Most public transit systems in the U.S. have a significant first- and last-mile problem. "If you don't pick up people within a quarter of a mile of where they live and drop them off very close to their final destination, you lose 90% of your ridership," explained A. Russell Chandler III Chair and Professor Pascal Van Hentenryck.
The human component of mobility is a problem Van Hentenryck and his team of students and post-doctoral researchers in the H. Milton Stewart School of Industrial and Systems Engineering (ISyE) have studied for years. Their goal is to address the first- and last-mile problem and provide equitable, efficient, and low-cost public transportation options. Increasing the use of public transit will not only decrease reliance on personal vehicles and reduce traffic congestion and greenhouse gas emissions; it will also increase accessibility to jobs, healthcare, education, and fresh food.

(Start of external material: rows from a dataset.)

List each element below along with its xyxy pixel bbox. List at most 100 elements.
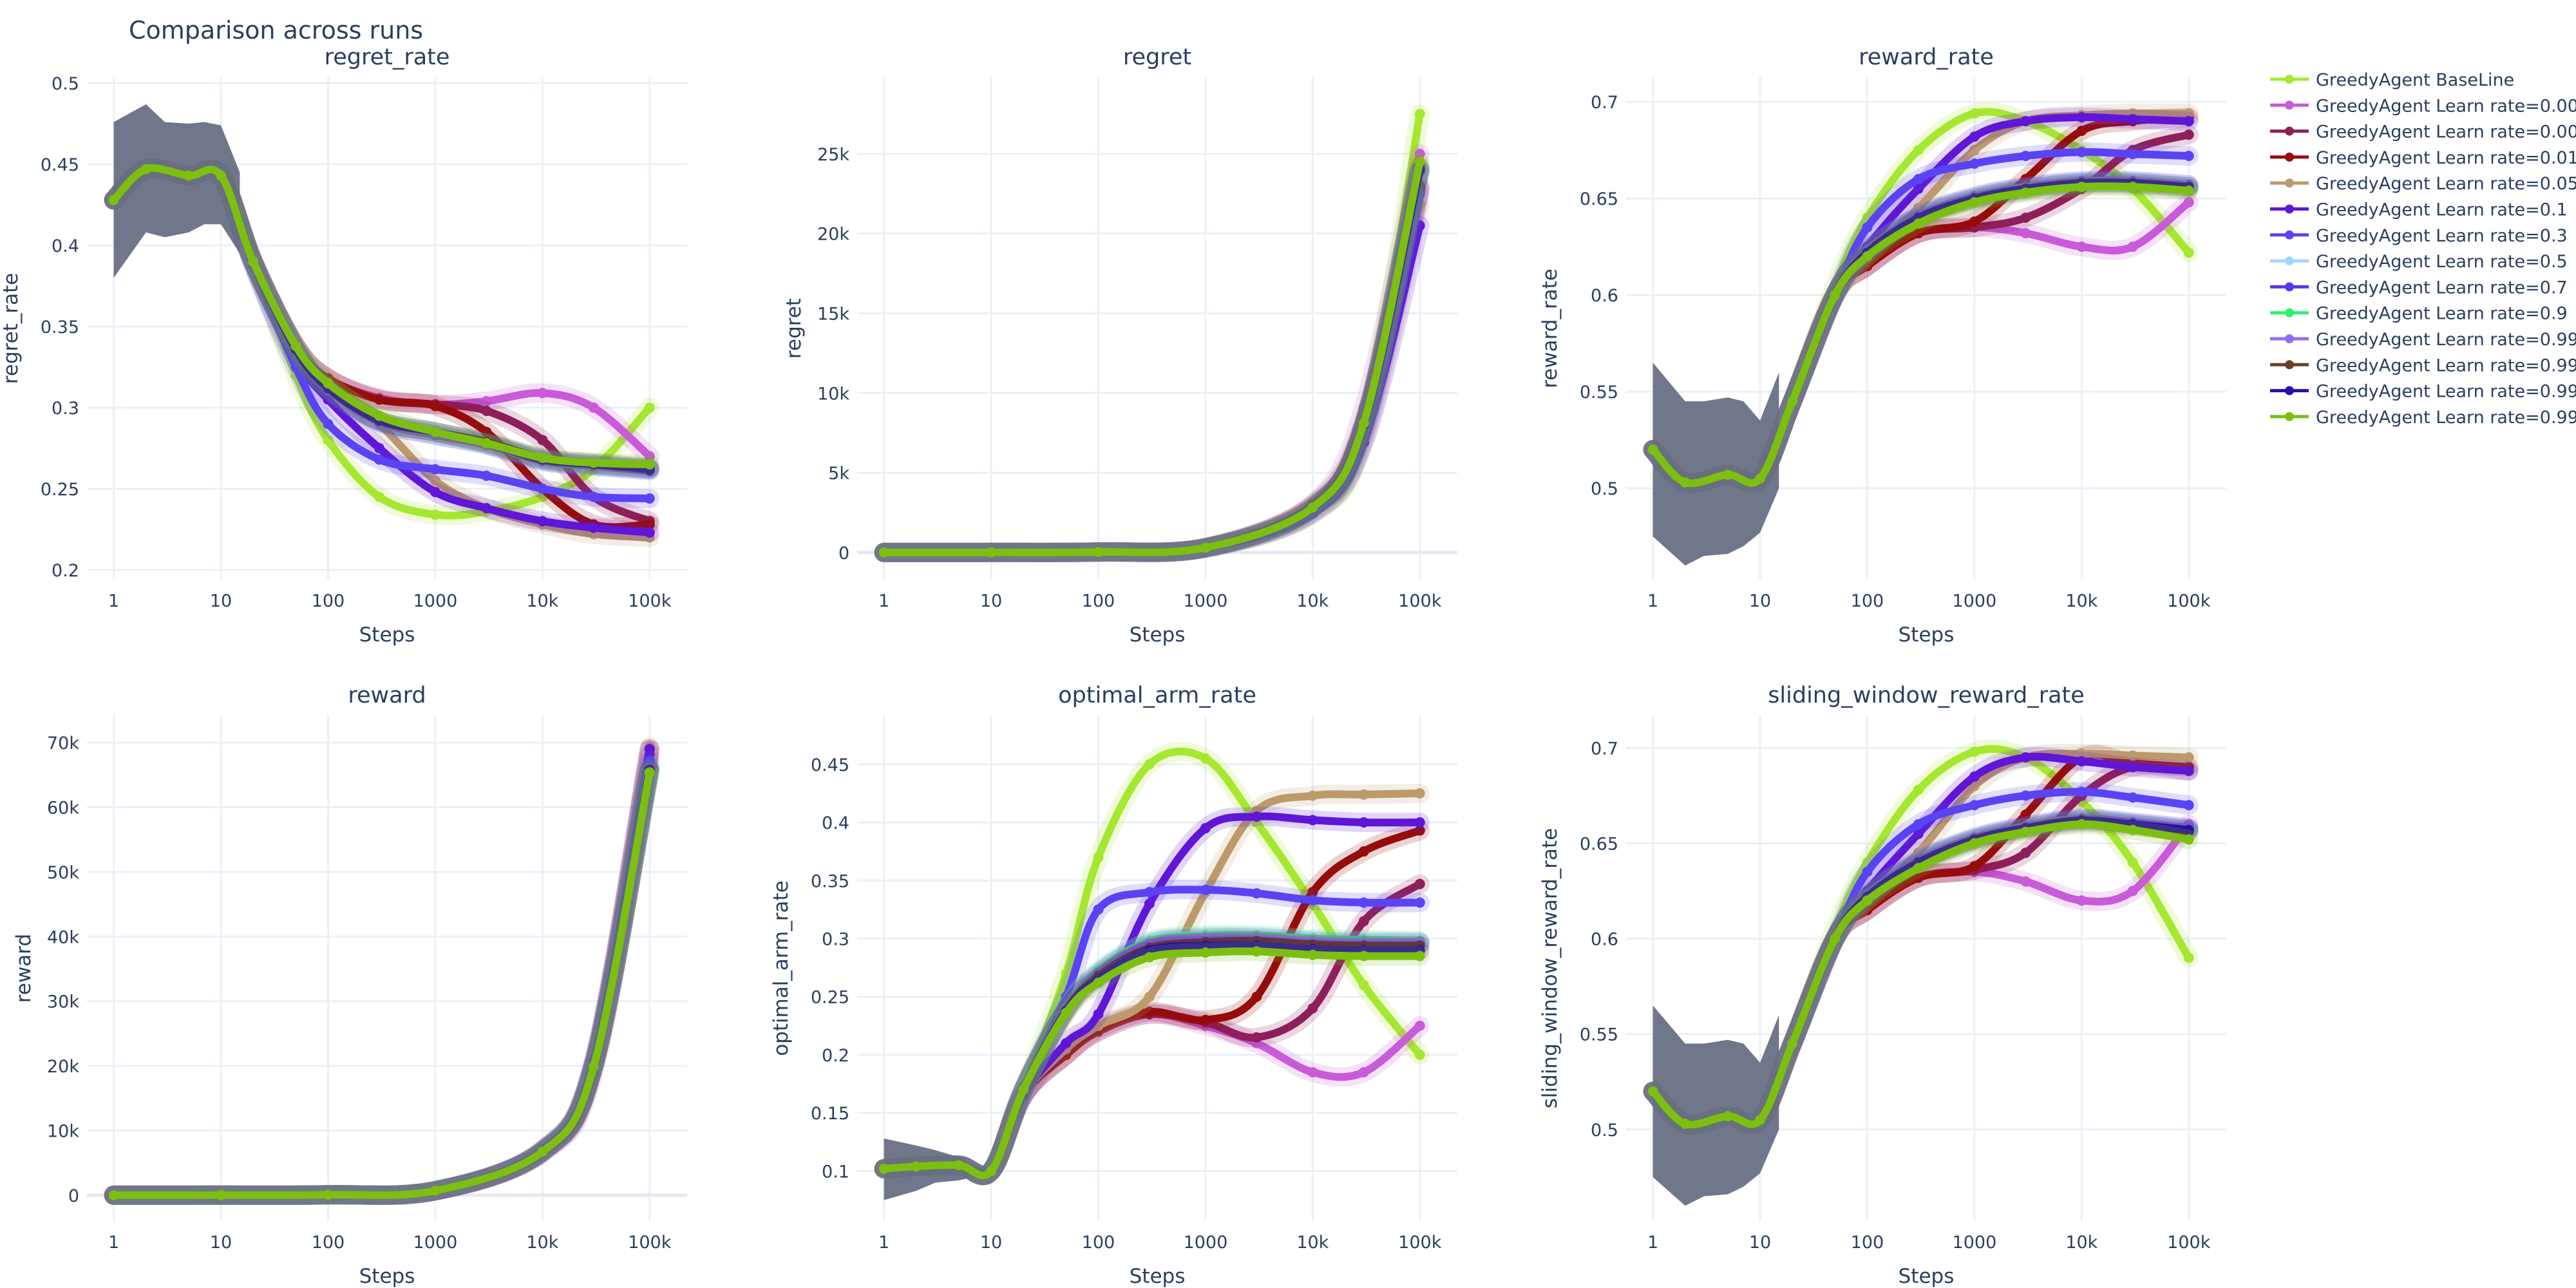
data-point [1200,947,1211,958]
data-point [2020,213,2031,223]
data-point [2020,876,2031,887]
data-point [2183,752,2194,763]
data-point [2183,116,2194,127]
legend-item[interactable]: GreedyAgent Learn rate=0.999 [2270,355,2576,375]
data-point [911,1161,922,1172]
series-4 [874,783,1430,1185]
x-tick-label: 100k [1398,591,1442,611]
data-point [1358,951,1369,961]
subplot-title: sliding_window_reward_rate [1768,683,2085,708]
legend-item[interactable]: GreedyAgent Learn rate=0.001 [2270,96,2576,116]
legend-item[interactable]: GreedyAgent Learn rate=0.5 [2270,252,2568,272]
legend-marker-icon [2285,230,2294,240]
data-point [2020,174,2031,185]
legend-item[interactable]: GreedyAgent Learn rate=0.1 [2270,200,2568,220]
series-band [874,184,1430,562]
series-line [880,1010,1424,1179]
x-tick-label: 100 [312,1233,345,1253]
data-point [323,378,334,389]
legend-item[interactable]: GreedyAgent Learn rate=0.7 [2270,278,2568,298]
data-point [1093,1009,1104,1019]
x-tick-label: 1000 [413,1233,458,1253]
y-tick-label: 0.2 [52,561,79,581]
data-point [1755,473,1766,484]
legend-label: GreedyAgent Learn rate=0.999 [2316,355,2576,375]
legend-item[interactable]: GreedyAgent Learn rate=0.9 [2270,304,2568,324]
y-tick-label: 60k [47,799,79,819]
y-tick-label: 40k [47,927,79,947]
y-tick-label: 0.2 [822,1046,849,1066]
y-tick-label: 0.25 [41,480,79,500]
x-tick-label: 1000 [1953,1233,1997,1253]
x-axis-title: Steps [1130,623,1186,647]
data-point [1144,887,1155,898]
x-tick-label: 10k [526,591,558,611]
data-point [430,509,440,520]
y-tick-label: 0.7 [1591,93,1618,113]
legend-marker-icon [2285,126,2294,136]
y-tick-label: 0.5 [1591,479,1618,499]
data-point [537,516,548,527]
series-band [874,216,1430,562]
legend-marker-icon [2285,178,2294,188]
data-point [1093,978,1104,989]
x-tick-label: 1000 [1184,1233,1228,1253]
legend-item[interactable]: GreedyAgent BaseLine [2270,70,2514,90]
data-point [1307,1067,1318,1078]
legend-item[interactable]: GreedyAgent Learn rate=0.005 [2270,122,2576,142]
y-tick-label: 0.7 [1591,739,1618,759]
legend-item[interactable]: GreedyAgent Learn rate=0.3 [2270,226,2568,246]
y-tick-label: 0.3 [822,929,849,949]
data-point [588,402,599,413]
data-point [644,744,655,755]
y-tick-label: 0.35 [41,317,79,337]
x-tick-label: 100 [1851,1233,1884,1253]
x-tick-label: 10 [1749,1233,1771,1253]
y-axis-title: sliding_window_reward_rate [1539,828,1562,1108]
legend-item[interactable]: GreedyAgent Learn rate=0.01 [2270,148,2576,168]
legend-item[interactable]: GreedyAgent Learn rate=0.99 [2270,330,2576,350]
data-point [374,491,384,502]
data-point [1913,828,1924,839]
data-point [481,503,492,514]
data-point [2183,151,2194,162]
y-tick-label: 0.1 [822,1162,849,1182]
data-point [1913,145,1924,156]
data-point [374,394,384,405]
legend-item[interactable]: GreedyAgent Learn rate=0.9999 [2270,382,2576,402]
x-tick-label: 10k [2065,591,2098,611]
data-point [2020,187,2031,198]
y-tick-label: 0.25 [811,988,849,1008]
data-point [1414,1020,1425,1031]
x-tick-label: 100k [1398,1233,1442,1253]
legend-item[interactable]: GreedyAgent Learn rate=0.99999 [2270,408,2576,428]
subplot-regret: 1 10 100 1000 10k 100k 0 5k 10k 15k 20k 25k regret St… [782,44,1457,647]
data-point [2183,185,2194,196]
legend-marker-icon [2285,100,2294,110]
y-tick-label: 0.15 [811,1104,849,1124]
data-point [1093,547,1104,558]
y-tick-label: 0.4 [52,236,79,256]
legend-label: GreedyAgent Learn rate=0.01 [2316,148,2576,168]
data-point [1414,897,1425,908]
x-tick-label: 1 [108,1233,119,1253]
data-point [1722,1111,1733,1122]
series-13 [874,942,1430,1186]
data-point [1969,771,1980,782]
subplot-title: optimal_arm_rate [1058,683,1256,708]
legend-item[interactable]: GreedyAgent Learn rate=0.05 [2270,174,2576,194]
x-tick-label: 100 [1082,591,1115,611]
data-point [1144,1007,1155,1018]
data-point [1251,888,1262,899]
subplot-regret-rate: 1 10 100 1000 10k 100k 0.2 0.25 0.3 0.35 0.4 0.45 0.… [0,44,687,647]
x-tick-label: 100 [1851,591,1884,611]
legend-label: GreedyAgent Learn rate=0.9999 [2316,382,2576,402]
data-point [2127,857,2138,868]
data-point [2183,765,2194,776]
data-point [2076,748,2087,759]
legend[interactable]: GreedyAgent BaseLine GreedyAgent Learn ra… [2270,70,2576,428]
data-point [248,256,259,267]
x-tick-label: 10 [210,591,232,611]
data-point [1414,1049,1425,1060]
data-point [588,457,599,468]
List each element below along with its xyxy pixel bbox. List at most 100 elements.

Van Hentenryck, who also serves as associate chair for innovation and entrepreneurship and leads the Socially Aware Mobility (SAM) Lab in ISyE, has developed a multimodal approach in which small on-demand shuttles take riders to and from their locations to high-frequency bus and rail hubs. He has conducted successful case studies using this methodology in the midsized cities of Canberra, Australia, and Ann Arbor, Michigan, which resulted in significant decreases in cost and passenger wait times. He is currently working on scaling the optimization and machine-learning algorithms used in Ann Arbor and Canberra for Atlanta.
However, when executives from Ryder System, Inc., a leading logistics and transportation company with more than 235,000 vehicles and 8,600 professional truck drivers, reached out to Van Hentenryck about a collaboration, the research team began to look at the model through a different lens.
"We have been focusing on people mobility and had not looked at other types of transportation," said Van Hentenryck. "So when Ryder came to us, we were very interested to see if the techniques that we were using for people could apply more generally to freight. In this project specifically, we are looking at how adding autonomous vehicles could unlock additional value."
Van Hentenryck and his team met with Ryder to better understand the company's goals and to determine if this multimodal approach could be applied to another system. Working with a company like Ryder gave the team access to large amounts of data and to logistics experts who understand the industry's current and future challenges.
"There is a lot of back-and-forth between researchers and company representatives in a project like this," explained Van Hentenryck. "Sometimes the solutions we come up with in the lab will not work in the field, and so you have this iterative process in transforming the research idea into something that is applicable in the field."
Ryder operates a network of dedicated fleets for its customers, and even with high levels of performance, inflexible transportation lanes and schedules often lead to inefficiencies.
"We learned that sometimes these trucks are traveling many miles completely empty, which is not cost effective," Van Hentenryck said. "We started looking at how we can avoid these 'empty miles.'"
To meet customer needs, Ryder must execute a large number of freight movements across the country. The team realized that by breaking each trip into three sections - origin-to-hub, hub-to-hub, and hub-to-destination - it could organize a network using both regular and autonomous trucks. The first and last segments would rely on smaller human-operated vehicles, since these will typically occur in more densely populated locations. Connections between hubs would rely solely on autonomous trucks (those without a human driver), generally in sparsely populated controlled environments like highways and exit ramps.
"Safety is especially important to our researchers and to Ryder, and we take it very seriously," said Van Hentenryck. "Keeping the autonomous trucks on the longer-haul middle leg, and human drivers in the first and final legs, schedules autonomy on lengthy, often overnight trips, and places drivers in dense environments where there are many other variables at play like left-hand turns, stop signs, pedestrians, etc."
The autonomous hub-to-hub aspect allows Van Hentenryck's model to be optimized in a whole new way because it doesn't depend on having drivers available - autonomous trucks are extremely flexible. This can deliver significant projected savings for Ryder if the model is implemented.
"The whole team was stunned by the projected savings from this project," said Van Hentenryck. "I have worked on many different transportation problems during my career, and 1% improvement is magical. In this case improvement goes from 29% to 40%, depending on the price of autonomous trucks and the cost of operating them. Also, the flexibility to move these autonomous trucks around gave us the ability to optimize the business model in ways people didn't even consider before."
The agility of the new model also provides better reactions to supply chain disruptions, because it can adapt more quickly to a new situation.
"Autonomous driving technology is poised to be incredibly disruptive to our industry in safety, service, and cost. As such, it was clear to us that this was not something we could wait to figure out or be handed a playbook. This collaboration with Georgia Tech was an advancement in our commitment to becoming a leader in fostering innovation and bringing it to our customers," said Michael Plasencia, group director of new product strategy at Ryder.
"We are designing a much more resilient supply chain logistics system, and that is because we are thinking differently," Van Hentenryck added. "This technology provides more resilience, more flexibility, and is more affordable.
"This project is only a first step. The whole field of transportation, logistics, and supply chains is being transformed by technology, automation, and the changes in attitudes and expectations that emerged during Covid-19. We are looking forward to working with Ryder on many of these."